Recently, I posted a few food pictures from our Autumn celebrations on Kokopelli Bee Free Media as well as on Google+ and Pinterest. Soon, people would start asking me for recipes (of which variations can mostly be found on my “Inspiration Nourishment” Pinterest board) and I also received instructions on how to make Kaddu Ki Sabzi – Pumpkin Indian Style – from the lovely Kamini Mehra.
As this came to me quite spontaneously, I did not have all the ingredients at home, so I opted for a little variation:
Kaddu Ki Sabzi à la Kersey
- 1 small pumpkin (kaddu)
- ¼ tsp black mustard seeds
- 1 tsp fennel seeds (sonf)
- 1 tsp cumin seeds (jeera)
- ¾ tsp coriander seeds
- 1 or 2 red chillies (optional)
- ½ tsp ground cayenne pepper
- ½ tsp ground turmeric (haldi)
- 2 tsp maple syrup
- ¾ – 1 cup water (1 American measuring cup = 236,6ml)
- Sea salt
- 2 tbsp virgin rapeseed oil
- ¼ tsp ground garam masala
- 1 tsp mixed dried and ground citrus peels
- A few leaves of fresh lemon balm
- A pinch of dried mint per serving
Method of Preparation:
- Wash the pumpkin.

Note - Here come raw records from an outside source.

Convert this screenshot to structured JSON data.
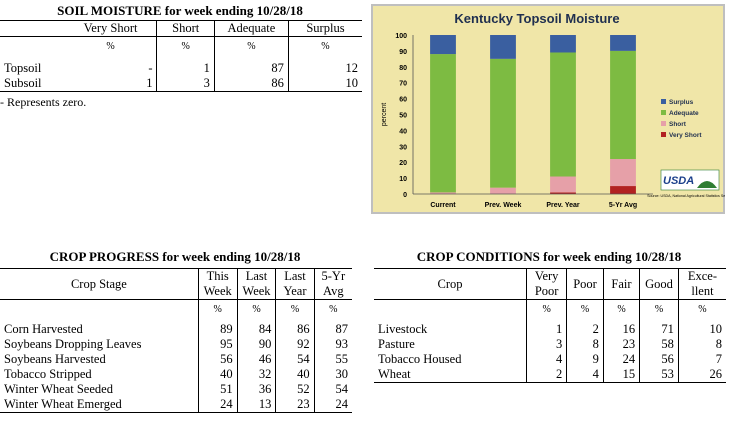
{
  "soil_moisture": {
    "title": "SOIL MOISTURE for week ending 10/28/18",
    "columns": [
      "Very Short",
      "Short",
      "Adequate",
      "Surplus"
    ],
    "unit": "%",
    "rows": [
      {
        "label": "Topsoil",
        "values": [
          "-",
          "1",
          "87",
          "12"
        ]
      },
      {
        "label": "Subsoil",
        "values": [
          "1",
          "3",
          "86",
          "10"
        ]
      }
    ],
    "note": "- Represents zero."
  },
  "chart_data": {
    "type": "bar",
    "title": "Kentucky Topsoil Moisture",
    "ylabel": "percent",
    "categories": [
      "Current",
      "Prev. Week",
      "Prev. Year",
      "5-Yr Avg"
    ],
    "ylim": [
      0,
      100
    ],
    "yticks": [
      "0",
      "10",
      "20",
      "30",
      "40",
      "50",
      "60",
      "70",
      "80",
      "90",
      "100"
    ],
    "stacked": true,
    "series": [
      {
        "name": "Very Short",
        "color": "#b22222",
        "values": [
          0,
          0,
          1,
          5
        ]
      },
      {
        "name": "Short",
        "color": "#e6a0a8",
        "values": [
          1,
          4,
          10,
          17
        ]
      },
      {
        "name": "Adequate",
        "color": "#7dbb42",
        "values": [
          87,
          81,
          78,
          68
        ]
      },
      {
        "name": "Surplus",
        "color": "#3a5fa0",
        "values": [
          12,
          15,
          11,
          10
        ]
      }
    ],
    "legend_order": [
      "Surplus",
      "Adequate",
      "Short",
      "Very Short"
    ],
    "legend_position": "right",
    "grid": false,
    "background": "#f0e6a8",
    "logo": {
      "text": "USDA",
      "caption": "Source: USDA, National Agricultural Statistics Service"
    }
  },
  "crop_progress": {
    "title": "CROP PROGRESS for week ending 10/28/18",
    "stage_header": "Crop Stage",
    "columns": [
      {
        "l1": "This",
        "l2": "Week"
      },
      {
        "l1": "Last",
        "l2": "Week"
      },
      {
        "l1": "Last",
        "l2": "Year"
      },
      {
        "l1": "5-Yr",
        "l2": "Avg"
      }
    ],
    "unit": "%",
    "rows": [
      {
        "label": "Corn Harvested",
        "values": [
          "89",
          "84",
          "86",
          "87"
        ]
      },
      {
        "label": "Soybeans Dropping Leaves",
        "values": [
          "95",
          "90",
          "92",
          "93"
        ]
      },
      {
        "label": "Soybeans Harvested",
        "values": [
          "56",
          "46",
          "54",
          "55"
        ]
      },
      {
        "label": "Tobacco Stripped",
        "values": [
          "40",
          "32",
          "40",
          "30"
        ]
      },
      {
        "label": "Winter Wheat Seeded",
        "values": [
          "51",
          "36",
          "52",
          "54"
        ]
      },
      {
        "label": "Winter Wheat Emerged",
        "values": [
          "24",
          "13",
          "23",
          "24"
        ]
      }
    ]
  },
  "crop_conditions": {
    "title": "CROP CONDITIONS for week ending 10/28/18",
    "crop_header": "Crop",
    "columns": [
      {
        "l1": "Very",
        "l2": "Poor"
      },
      {
        "l1": "Poor",
        "l2": ""
      },
      {
        "l1": "Fair",
        "l2": ""
      },
      {
        "l1": "Good",
        "l2": ""
      },
      {
        "l1": "Exce-",
        "l2": "llent"
      }
    ],
    "unit": "%",
    "rows": [
      {
        "label": "Livestock",
        "values": [
          "1",
          "2",
          "16",
          "71",
          "10"
        ]
      },
      {
        "label": "Pasture",
        "values": [
          "3",
          "8",
          "23",
          "58",
          "8"
        ]
      },
      {
        "label": "Tobacco Housed",
        "values": [
          "4",
          "9",
          "24",
          "56",
          "7"
        ]
      },
      {
        "label": "Wheat",
        "values": [
          "2",
          "4",
          "15",
          "53",
          "26"
        ]
      }
    ]
  }
}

Peel and chop the pumpkin.
- Seed red chilies and chop finely.
- In a pan heat oil.
- Add the mustard, coriander, fennel and cumin seeds and fry for a minute on a low flame.

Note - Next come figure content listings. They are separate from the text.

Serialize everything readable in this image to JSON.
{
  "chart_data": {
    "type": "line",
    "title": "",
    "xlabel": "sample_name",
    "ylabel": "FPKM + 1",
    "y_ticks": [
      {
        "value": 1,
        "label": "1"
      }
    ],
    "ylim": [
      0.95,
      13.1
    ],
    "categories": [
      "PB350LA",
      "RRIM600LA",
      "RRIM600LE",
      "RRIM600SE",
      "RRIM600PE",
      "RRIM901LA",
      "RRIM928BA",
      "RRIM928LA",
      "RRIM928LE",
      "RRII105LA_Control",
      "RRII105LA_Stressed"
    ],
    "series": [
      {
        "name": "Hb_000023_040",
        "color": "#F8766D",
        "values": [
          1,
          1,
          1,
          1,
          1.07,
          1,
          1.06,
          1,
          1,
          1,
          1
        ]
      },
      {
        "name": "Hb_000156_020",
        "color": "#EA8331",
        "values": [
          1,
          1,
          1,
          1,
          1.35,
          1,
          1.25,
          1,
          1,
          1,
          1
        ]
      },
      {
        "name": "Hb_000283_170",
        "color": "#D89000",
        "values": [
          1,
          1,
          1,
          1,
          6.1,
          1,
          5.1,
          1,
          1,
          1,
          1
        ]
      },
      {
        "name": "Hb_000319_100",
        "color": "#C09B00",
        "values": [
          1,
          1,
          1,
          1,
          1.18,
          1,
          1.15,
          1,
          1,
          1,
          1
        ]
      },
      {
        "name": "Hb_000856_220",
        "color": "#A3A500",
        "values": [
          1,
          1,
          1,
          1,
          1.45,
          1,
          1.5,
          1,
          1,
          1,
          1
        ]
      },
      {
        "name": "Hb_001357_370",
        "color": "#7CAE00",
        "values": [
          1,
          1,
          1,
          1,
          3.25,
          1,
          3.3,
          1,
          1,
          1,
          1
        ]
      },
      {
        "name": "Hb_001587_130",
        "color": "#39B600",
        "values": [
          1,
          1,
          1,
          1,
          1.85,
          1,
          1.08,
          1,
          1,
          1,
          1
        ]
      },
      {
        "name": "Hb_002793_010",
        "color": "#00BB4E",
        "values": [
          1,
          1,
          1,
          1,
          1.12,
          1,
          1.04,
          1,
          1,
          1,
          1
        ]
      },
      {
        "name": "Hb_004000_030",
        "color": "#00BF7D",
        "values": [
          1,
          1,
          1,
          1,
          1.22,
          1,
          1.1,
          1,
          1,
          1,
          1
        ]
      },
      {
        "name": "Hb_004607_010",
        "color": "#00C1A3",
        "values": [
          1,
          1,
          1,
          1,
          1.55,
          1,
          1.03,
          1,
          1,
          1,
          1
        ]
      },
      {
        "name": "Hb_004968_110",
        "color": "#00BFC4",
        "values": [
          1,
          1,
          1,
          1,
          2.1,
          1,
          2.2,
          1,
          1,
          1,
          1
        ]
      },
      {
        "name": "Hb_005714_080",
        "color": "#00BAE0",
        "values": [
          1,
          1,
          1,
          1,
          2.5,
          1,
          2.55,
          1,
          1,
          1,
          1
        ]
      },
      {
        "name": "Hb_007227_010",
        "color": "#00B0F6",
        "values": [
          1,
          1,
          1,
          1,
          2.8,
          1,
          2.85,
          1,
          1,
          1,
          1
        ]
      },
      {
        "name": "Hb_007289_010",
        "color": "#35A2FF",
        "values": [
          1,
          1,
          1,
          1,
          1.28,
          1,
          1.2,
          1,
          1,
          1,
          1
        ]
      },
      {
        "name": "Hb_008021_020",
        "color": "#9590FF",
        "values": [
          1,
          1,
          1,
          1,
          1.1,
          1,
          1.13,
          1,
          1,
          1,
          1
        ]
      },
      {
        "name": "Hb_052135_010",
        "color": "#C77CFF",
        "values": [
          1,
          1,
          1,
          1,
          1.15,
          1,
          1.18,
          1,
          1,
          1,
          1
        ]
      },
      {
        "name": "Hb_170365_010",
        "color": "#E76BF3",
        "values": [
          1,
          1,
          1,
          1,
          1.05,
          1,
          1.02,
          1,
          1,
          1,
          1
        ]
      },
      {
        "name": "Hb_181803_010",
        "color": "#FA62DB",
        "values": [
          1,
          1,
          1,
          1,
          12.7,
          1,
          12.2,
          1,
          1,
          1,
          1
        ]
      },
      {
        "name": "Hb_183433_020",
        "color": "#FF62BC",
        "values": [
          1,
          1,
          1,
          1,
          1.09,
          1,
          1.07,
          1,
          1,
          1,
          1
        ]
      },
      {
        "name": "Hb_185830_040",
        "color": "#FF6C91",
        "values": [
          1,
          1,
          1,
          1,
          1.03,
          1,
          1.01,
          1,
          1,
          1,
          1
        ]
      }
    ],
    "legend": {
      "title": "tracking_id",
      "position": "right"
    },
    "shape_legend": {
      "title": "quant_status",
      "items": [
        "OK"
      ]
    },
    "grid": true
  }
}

- Now add the red chillies and fry for about 15 seconds.
- Add the chopped pumpkin and all the dried spices except the garam masala, mint and ground citrus peels.
- Add the maple syrup.
- Mix the pumpkin with the spices and maple syrup. Add water and salt. Cover the pan with a lid and cook the pumpkin for about 15-20 minutes till it becomes soft and mushy.

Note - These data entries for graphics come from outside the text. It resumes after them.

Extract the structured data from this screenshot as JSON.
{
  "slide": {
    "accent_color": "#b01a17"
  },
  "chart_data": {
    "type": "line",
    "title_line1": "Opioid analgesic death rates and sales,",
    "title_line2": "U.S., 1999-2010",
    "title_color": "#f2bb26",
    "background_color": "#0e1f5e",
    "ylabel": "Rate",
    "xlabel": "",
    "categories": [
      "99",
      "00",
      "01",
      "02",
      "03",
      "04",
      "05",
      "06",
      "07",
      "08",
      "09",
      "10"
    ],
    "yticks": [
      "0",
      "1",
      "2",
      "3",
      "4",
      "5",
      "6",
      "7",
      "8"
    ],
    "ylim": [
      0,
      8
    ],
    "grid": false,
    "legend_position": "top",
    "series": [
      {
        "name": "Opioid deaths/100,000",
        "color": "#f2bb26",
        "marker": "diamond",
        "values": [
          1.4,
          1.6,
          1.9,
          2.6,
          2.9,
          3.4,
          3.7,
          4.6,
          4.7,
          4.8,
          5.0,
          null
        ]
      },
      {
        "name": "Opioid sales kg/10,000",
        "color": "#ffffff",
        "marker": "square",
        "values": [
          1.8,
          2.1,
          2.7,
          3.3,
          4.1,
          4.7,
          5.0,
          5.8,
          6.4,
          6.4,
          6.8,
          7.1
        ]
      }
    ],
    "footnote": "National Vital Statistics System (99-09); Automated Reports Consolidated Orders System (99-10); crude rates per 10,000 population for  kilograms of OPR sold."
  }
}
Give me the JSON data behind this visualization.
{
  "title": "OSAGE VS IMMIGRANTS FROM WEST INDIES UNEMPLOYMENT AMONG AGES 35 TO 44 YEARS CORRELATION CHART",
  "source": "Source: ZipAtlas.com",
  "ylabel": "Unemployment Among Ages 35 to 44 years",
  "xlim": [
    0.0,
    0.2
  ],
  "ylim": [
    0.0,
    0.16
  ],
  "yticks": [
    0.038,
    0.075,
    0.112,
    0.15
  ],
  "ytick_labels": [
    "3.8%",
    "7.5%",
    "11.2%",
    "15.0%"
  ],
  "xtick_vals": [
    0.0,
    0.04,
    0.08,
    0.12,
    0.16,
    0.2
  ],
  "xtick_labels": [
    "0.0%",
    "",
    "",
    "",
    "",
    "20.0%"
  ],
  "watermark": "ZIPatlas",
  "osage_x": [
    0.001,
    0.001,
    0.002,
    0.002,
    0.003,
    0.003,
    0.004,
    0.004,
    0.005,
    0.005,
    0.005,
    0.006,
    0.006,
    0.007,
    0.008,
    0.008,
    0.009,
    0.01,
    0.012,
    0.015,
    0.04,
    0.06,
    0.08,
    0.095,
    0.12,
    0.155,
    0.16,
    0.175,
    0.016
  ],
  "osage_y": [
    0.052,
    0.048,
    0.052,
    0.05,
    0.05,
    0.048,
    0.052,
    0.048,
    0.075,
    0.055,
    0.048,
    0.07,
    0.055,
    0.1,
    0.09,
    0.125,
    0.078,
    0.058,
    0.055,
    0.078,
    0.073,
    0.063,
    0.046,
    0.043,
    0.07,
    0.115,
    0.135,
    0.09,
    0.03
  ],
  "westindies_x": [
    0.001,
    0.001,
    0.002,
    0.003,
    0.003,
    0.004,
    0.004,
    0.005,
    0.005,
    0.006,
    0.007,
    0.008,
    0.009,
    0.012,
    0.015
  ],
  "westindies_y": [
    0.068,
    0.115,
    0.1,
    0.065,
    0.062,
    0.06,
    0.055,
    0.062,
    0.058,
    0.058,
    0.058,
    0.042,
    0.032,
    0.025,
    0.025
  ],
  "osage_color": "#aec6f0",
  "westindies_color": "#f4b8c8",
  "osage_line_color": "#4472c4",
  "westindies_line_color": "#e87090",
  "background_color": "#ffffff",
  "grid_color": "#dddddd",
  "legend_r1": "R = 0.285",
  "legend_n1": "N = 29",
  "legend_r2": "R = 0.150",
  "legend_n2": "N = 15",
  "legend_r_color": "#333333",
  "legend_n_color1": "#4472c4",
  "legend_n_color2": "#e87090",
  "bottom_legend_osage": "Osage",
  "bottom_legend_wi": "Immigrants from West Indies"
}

- Now mash the cooked and soft pumpkin and add the garam masala as well as ground citrus peels. Stir the mashed pumpkin well and cook for a minute or two.
- If the end product still looks watery, then evaporate the water by cooking it without the lid.
- Garnish with a pinch of dried mint and a few leaves of fresh lemon balm. Serve ‘kaddu ki sabzi’ while it is warm.
Puris, chapattis or rice can be eaten with the ‘kaddu ki sabzi’.
Serves : 4
With those two chilies I used the dish was quite spicy. So, I maybe would use a bit less, next time. To balance the spiciness we had some soya yogurt alongside.
We did not have all of the original ingredients at hand, so here are the changes I made:
- I used a Hokaido pumpkin which does not need to be peeled.
- Instead of olive oil I used rapeseed oil.
- I opted for mustard seeds instead of fenugreek and maple syrup instead of jiggery (an Indian suggar variety) to make up for the fact that we did not have any fenugreek left in stock.
- I added a few coriander seeds to the spice mix as we were out of fresh leaves.
- Instead of ground lal mirch (red chili) I used cayenne pepper.
- I used fresh red chilies (like those you get in any European store) instead of the little dried ones you usually use for Indian cooking.
- We always have sea salt at hand, so I opted for this instead of using namak (rock salt).
- As we did not have amchur (ground mango) I opted for homemade ground dried peels of mixed citrus fruits.
- Our fresh mint on the balcony is already pulling back for winter, but our lemon balm would still let me harvest a few leaves, so I used the latter with some dried wild mint for the extra touch.